We address a boundary-value problem involving a Poisson–Boltzmann equation that models the electrostatic potential of a channel formed by parallel plates with an electrolyte solution confined between the plates. We show the existence and uniqueness of solution to the problem, with special (particular) solutions as bounds, namely, a Debye–Hückel type solution as lower bound and a Gouy–Chapman type solution as upper bound. Our results are based on the maximum principle for elliptic equations and are useful for characterizing the behavior of the solutions. Also, we introduce a numerical scheme based on the Chebyshev pseudo-spectral method to calculate approximate solutions.
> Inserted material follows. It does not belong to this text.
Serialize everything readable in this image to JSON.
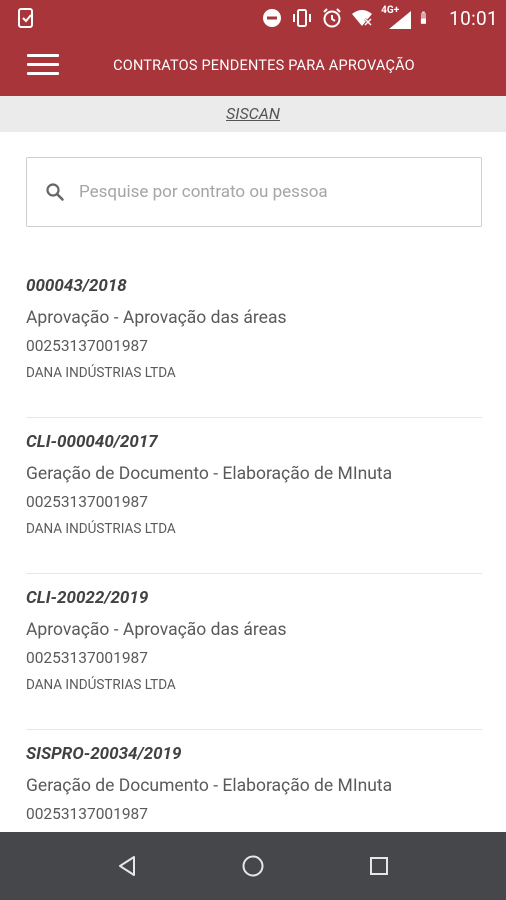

This method is applied in conjunction with a multidomain procedure that attempts to capture the dramatic exponential increase/decay of the solution near the plates.

我们解决了涉及Poisson-Boltzmann方程的边界值问题，该方程可对平行板形成的通道的静电势进行建模，而平行板的电解质溶液则被限制在板之间。我们以问题的解决方案（特定的）作为边界，即以Debye-Hückel型解决方案为下界，以Gouy-Chapman型解决方案为上界，证明了该问题解决方案的存在性和唯一性。我们的结果基于椭圆方程的最大原理，对于表征解的行为很有用。此外，我们介绍了一种基于Chebyshev伪谱方法的数值方案来计算近似解。该方法与尝试捕获板附近溶液的急剧指数增加/衰减的多域过程结合使用。